C'est une nouvelle salve judiciaire contre Google. Un groupe d'éditeurs de presse allemands, mené par le Berlinois Axel Springer (Politico, Bild...), a déposé une plainte devant la Commission européenne le 24 janvier, révèle le Financial Times qui a pu accéder au contenu du document judiciaire. 

La fin des cookies tiers en 2023
Les éditeurs craignent que la fin des cookies tiers dans Chrome, décalée à plusieurs reprises et qui devrait finalement entrer en vigueur courant 2023, ne donne une place encore plus grande à Google dans le secteur de la publicité en ligne. "Les éditeurs doivent rester dans une position où ils peuvent demander à leurs utilisateurs le consentement pour traiter les données (...) Google doit respecter la relation entre les éditeurs et les utilisateurs sans interférer", est-il écrit dans la plainte.

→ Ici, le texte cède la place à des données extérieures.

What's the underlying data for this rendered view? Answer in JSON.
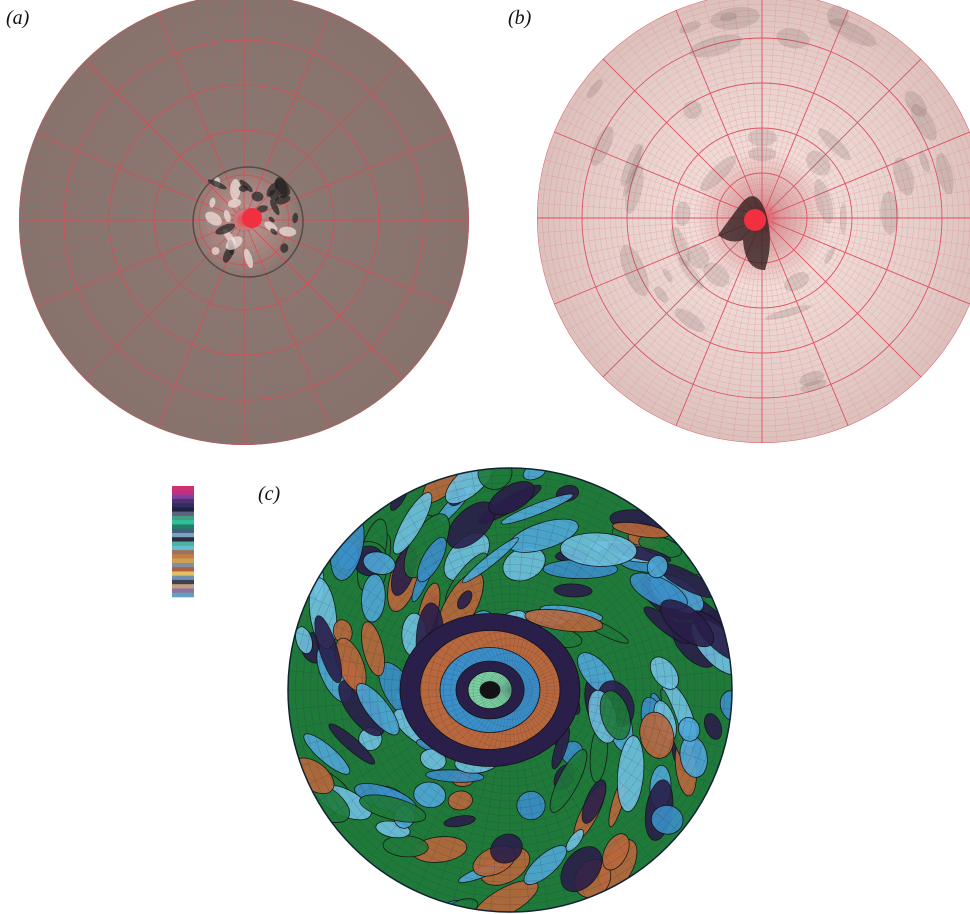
{
  "panels": [
    {
      "label": "(a)"
    },
    {
      "label": "(b)"
    },
    {
      "label": "(c)"
    }
  ]
}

Google explique l'arrêt des cookies tiers dans Chrome par le souci d'offrir davantage de confidentialité aux utilisateurs à travers de nouvelles méthodes de pistage. Le problème est que la grande majorité des médias ont choisi de faire de la vente d'espaces publicitaires ciblés l'une de leurs principales sources de revenus.  

Des floc aux topics
Pour remplacer les cookies tiers, la firme de Mountain View a lancé le programme "Privacy Sandbox" pour trouver des alternatives. Elle a testé les Federated Learning of Cohorts (FLoC) qui reposent sur les centres d'intérêts des internautes à partir desquels sont créées des cohortes d'utilisateurs qui ont des historiques de navigation similaire. Les annonceurs peuvent ensuite sélectionner des publicités en fonction de ces grands groupes. 

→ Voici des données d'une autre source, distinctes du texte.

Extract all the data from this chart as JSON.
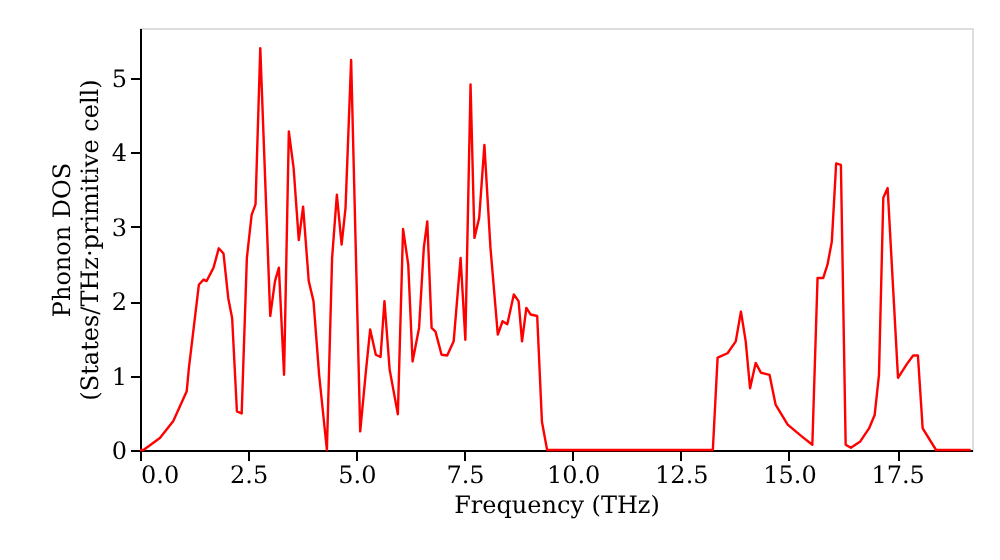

Mais Google serait en passe de laisser tomber les FLoC à cause d'un manque d'efficacité et du risque d'exposition des données liées à l'historique de navigation, d'après Vinay Goel, directeur produit de Google, cité par Reuters. Un nouveau système est donc en train d'être testé. "Topics" associe chaque utilisateur à des thèmes, tels que "le fitness", "le voyage"..., sur la base de trois semaines de navigation. Google promet qu'aucun thème ne concerna des catégories sensibles comme le sexe ou l'origine.
 

En pratique, lorsque l'internaute accède à un site prenant en charge l'API Topics, le navigateur partage trois sujets qui l'intéressent : un pour chacune des trois dernières semaines sélectionnés au hasard parmi les cinq principaux sujets de chaque semaine. Le site peut ensuite partager ces informations avec ses partenaires publicitaires pour décider des publicités à afficher. Les utilisateurs pourront consulter et supprimer des sujets de leurs listes ainsi que désactiver également l'intégralité de l'API Topics, précise Google. 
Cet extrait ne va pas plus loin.